Rello’s study showed that tracheal tubes with silver coating had fewer Enterobacteriaceae. Also, the colonization of Pseudomonas aeruginosa was observed less in the tracheal tube, but this amount was not significant [13] [26] .

As we know, the most pathogenic bacteria associated with VAP are Staphylococcus aureus and Pseudomonas aeruginosa [6] . According to Rello’s study, these bacteria did not decrease significantly due to the use of tracheal tubes with silver coating [13] .

Juan also concluded in his study that it is important to use several methods at the same time to reduce VAP. This is because the intervention is not a successful method [15] and all VAP prevention factors should be applied to the patient from the beginning of the patient’s intubation. These factors include reducing the amount of aspiration and bacterial colonization [15] , and the findings of our study also confirm this point. It seems that no risk assessment criteria for VAP related to emergency intubation is acceptable, and this case is included in all cases of emergency intubation [15] . This study showed that intermittent suction of subglottic secretions and tracheal tubes coated with silver did not have a decisive role in reducing ventilator-induced pneumonia, and according to the results obtained in this study, it does not seem that using one method alone is effective in reducing ventilator-related lung infection.

6. Conclusions

The average incidence of VAP for all groups of patients intubated with every kind of these 3 endotracheal tubes was around 50%. The results showed that there is no significant relationship between the incidence of ventilator-induced pneumonia and the type of tracheal tube. The incidence of ventilator-induced pneumonia was not significantly reduced by suctioning subglottic secretions and Bactiguard tracheal tubes. It seems that using one method alone is not effective in reducing ventilator-induced pneumonia.

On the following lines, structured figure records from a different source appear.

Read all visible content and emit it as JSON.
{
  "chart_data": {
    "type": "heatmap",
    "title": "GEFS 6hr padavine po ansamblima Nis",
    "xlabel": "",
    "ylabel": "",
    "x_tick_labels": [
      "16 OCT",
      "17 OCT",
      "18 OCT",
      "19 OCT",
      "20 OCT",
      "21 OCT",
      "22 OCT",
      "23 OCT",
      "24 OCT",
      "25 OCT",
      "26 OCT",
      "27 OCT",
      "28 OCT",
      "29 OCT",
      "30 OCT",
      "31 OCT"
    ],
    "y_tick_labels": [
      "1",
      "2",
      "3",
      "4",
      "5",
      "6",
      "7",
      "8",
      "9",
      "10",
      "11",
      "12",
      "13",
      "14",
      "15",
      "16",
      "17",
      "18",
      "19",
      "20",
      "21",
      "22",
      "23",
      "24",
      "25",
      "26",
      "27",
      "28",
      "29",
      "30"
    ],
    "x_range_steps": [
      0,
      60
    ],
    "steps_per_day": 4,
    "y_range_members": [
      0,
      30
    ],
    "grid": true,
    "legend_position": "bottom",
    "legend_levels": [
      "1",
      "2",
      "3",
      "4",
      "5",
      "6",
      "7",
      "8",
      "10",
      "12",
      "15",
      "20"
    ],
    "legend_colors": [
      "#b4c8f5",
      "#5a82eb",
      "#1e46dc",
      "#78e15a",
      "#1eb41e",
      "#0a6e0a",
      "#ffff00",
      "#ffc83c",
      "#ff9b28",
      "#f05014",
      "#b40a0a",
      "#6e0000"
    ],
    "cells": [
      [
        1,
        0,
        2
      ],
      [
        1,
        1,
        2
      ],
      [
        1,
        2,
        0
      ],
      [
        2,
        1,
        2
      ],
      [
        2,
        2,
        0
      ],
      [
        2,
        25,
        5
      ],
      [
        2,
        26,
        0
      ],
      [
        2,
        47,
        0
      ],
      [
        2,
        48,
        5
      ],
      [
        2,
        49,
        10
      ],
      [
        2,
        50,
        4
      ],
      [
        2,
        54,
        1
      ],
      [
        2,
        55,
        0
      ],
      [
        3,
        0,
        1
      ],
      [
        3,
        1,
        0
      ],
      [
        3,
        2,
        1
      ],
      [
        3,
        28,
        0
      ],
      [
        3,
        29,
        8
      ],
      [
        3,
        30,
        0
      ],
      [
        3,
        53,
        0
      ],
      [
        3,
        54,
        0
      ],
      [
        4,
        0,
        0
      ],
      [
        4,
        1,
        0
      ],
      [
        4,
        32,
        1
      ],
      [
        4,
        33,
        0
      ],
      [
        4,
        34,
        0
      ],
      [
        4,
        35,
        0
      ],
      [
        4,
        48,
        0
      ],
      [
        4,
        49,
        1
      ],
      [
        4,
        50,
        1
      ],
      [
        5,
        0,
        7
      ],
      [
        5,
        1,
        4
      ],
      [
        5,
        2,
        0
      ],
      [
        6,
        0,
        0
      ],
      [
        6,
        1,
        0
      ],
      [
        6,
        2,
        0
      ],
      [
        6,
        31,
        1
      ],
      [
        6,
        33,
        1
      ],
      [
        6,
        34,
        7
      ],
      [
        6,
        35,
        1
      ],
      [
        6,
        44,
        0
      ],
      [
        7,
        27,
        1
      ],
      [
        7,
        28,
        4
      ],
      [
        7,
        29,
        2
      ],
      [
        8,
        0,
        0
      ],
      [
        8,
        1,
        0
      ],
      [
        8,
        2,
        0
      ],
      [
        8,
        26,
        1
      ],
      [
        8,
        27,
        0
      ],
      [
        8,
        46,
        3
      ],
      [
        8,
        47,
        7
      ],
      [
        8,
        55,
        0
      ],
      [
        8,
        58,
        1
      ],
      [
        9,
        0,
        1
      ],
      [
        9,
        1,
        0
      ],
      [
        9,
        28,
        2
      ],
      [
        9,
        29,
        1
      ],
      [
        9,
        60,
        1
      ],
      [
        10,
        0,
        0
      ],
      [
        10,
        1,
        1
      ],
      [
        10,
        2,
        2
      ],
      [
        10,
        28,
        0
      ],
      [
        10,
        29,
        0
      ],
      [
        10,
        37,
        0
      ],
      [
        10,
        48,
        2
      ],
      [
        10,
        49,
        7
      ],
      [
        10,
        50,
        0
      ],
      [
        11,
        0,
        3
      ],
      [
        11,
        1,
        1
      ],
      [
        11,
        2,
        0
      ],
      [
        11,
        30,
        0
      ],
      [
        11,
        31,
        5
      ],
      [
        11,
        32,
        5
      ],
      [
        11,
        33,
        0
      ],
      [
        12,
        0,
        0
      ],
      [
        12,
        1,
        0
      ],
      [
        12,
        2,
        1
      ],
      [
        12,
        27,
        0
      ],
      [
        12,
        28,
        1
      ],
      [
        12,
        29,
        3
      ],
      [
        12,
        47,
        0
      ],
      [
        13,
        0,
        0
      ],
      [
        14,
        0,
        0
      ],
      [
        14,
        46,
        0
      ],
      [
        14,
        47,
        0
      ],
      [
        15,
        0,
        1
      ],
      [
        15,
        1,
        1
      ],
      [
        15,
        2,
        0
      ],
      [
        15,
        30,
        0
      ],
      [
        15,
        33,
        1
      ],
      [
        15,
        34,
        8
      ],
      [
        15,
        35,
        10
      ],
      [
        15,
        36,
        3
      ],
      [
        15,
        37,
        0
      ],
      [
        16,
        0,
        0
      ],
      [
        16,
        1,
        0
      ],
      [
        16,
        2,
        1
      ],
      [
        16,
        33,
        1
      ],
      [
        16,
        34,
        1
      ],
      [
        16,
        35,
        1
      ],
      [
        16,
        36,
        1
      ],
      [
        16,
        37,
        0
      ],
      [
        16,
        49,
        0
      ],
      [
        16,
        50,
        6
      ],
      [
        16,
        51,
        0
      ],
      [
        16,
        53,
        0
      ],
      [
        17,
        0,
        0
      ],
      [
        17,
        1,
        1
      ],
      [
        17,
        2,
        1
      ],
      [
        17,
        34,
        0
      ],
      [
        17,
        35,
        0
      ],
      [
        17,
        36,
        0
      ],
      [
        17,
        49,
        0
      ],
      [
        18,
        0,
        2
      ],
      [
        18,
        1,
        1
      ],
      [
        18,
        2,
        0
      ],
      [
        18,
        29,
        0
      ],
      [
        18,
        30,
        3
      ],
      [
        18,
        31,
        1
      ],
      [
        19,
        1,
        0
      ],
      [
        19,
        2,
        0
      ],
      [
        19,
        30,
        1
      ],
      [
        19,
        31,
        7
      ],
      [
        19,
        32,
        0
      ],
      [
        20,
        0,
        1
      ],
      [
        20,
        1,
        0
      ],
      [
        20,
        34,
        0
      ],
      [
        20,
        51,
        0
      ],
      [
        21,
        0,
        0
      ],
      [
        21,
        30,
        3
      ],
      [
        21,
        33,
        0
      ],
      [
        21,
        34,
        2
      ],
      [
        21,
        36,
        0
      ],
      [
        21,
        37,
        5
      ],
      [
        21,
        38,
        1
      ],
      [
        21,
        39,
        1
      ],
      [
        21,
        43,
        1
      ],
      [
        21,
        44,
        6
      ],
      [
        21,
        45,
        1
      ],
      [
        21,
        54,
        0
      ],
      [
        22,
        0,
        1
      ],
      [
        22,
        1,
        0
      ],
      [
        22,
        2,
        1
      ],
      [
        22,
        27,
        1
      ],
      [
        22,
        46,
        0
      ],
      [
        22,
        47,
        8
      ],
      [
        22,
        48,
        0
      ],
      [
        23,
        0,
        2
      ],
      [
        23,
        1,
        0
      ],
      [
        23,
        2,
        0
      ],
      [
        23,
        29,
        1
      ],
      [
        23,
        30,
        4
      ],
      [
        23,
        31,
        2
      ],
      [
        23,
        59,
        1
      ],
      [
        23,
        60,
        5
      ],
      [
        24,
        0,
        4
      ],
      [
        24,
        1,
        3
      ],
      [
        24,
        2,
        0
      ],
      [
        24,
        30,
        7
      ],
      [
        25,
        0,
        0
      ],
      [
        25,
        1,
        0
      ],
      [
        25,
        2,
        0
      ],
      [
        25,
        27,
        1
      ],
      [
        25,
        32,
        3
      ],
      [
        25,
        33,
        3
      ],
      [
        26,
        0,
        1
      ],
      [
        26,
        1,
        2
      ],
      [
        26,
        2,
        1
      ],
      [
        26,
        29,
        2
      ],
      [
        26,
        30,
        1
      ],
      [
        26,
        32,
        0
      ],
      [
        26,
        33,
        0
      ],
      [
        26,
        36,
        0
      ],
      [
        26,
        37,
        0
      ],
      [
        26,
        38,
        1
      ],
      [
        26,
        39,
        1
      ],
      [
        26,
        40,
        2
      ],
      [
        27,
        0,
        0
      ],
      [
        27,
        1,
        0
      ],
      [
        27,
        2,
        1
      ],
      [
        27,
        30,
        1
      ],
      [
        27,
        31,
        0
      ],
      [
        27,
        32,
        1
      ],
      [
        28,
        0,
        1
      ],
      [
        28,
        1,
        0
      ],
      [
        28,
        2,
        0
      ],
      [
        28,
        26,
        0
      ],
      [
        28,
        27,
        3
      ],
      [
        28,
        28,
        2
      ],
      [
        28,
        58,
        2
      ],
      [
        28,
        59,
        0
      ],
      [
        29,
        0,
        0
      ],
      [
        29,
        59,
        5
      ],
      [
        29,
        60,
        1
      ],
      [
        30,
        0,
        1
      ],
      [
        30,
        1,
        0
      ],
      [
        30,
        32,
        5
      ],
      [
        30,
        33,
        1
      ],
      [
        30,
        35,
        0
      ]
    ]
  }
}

Despite a lot of research, VAP remains one of the most frequent ICU-acquired infections and is associated with increased mortality. Which sampling method to use is still a matter of controversy. Emerging microbiological tools will likely modify our routine approach to diagnosing and treating VAP in the next future. Larger randomized trials are needed to confirm that bundles that combine multiple prevention strategies may improve outcomes. Further research is needed to identify and assess new therapeutic approaches.

Ethical Standards

The study was approved by the Ethics Board of the Research and Development Center of Loqhman Hakim Hospital on April 28, 2021, and conducted in accordance with the Declaration of Helsinki. Since this study did not involve any patient’s personal information and only medical record has been used in this study, informed consent is not required in this study.

Acknowledgements

The authors would like to thank the Clinical Research Development Unit (CRDU) of Loghman Hakim Hospital, Shahid Beheshti University of Medical Science, Tehran, Iran for their cooperation and assistance throughout the study.

Conflicts of Interest

The authors declare no conflicts of interest regarding the publication of this paper.